I love smell -- here's a bit from my upcoming (Sept. 28!) THE DAY OF SMALL THINGS.

It is one of those bright October days with the sky that endless blue and the sun setting fire to the reds and golds of the mountain trees – the sourwoods and maples and hickories.

Least brings out an armchair from the house and helps me to it, then tucks my Delectable Mountains quilt around me. My eyes has grown dim to where I can’t make out much more than shapes and colors but nevertheless it feels fine to be out in the air and breathing the smell of the deep woods that loom up across the way.

It seems that as my eyes has begun to give out, my nose has taken up the slack.
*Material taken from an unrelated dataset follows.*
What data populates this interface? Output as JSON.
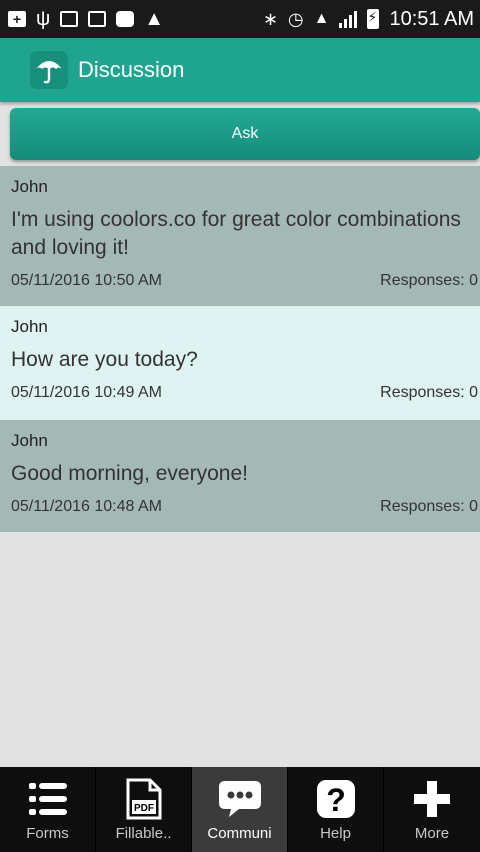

I can travel the woods even though I can’t leave the porch and I draw in all the old friendly smells -- leaf mold and rich dirt, along with a world of other scents – spice bush and the clean smell of the water in the branch over yon.

There’s even a smell to the sun falling on a dry rock . . . and another for that some rock when the rain first strikes it and still another when the rock is soaked and cool. So many ways of knowing . . .

Ellis Vidler said...

Oh, my. I'd forgotten Coppertone in the hot sun--that does take me back. Rosemary, you made me laugh. It was different then.

Vicki, that's such a rich description--all smells I know. Lovely. I can't wait till you come to talk to us at Sisters in Crime.

VR Barkowski said...

What beautiful examples. I should use the senses more than I do, but description intimidates me. in this paragraph I tried to use the type of scent rather than a familiar smell to trigger emotion.

The Hope Cancer Center reception area gleamed. Its buffed oak paneling the color and sheen of fresh honey, the floor as glossy and white as porcelain. But the clean, sleek finishes couldn't disguise the bitter tang of fear in the air. It radiated from the knots of loved ones scattered through the huge room, all waiting for the inevitable.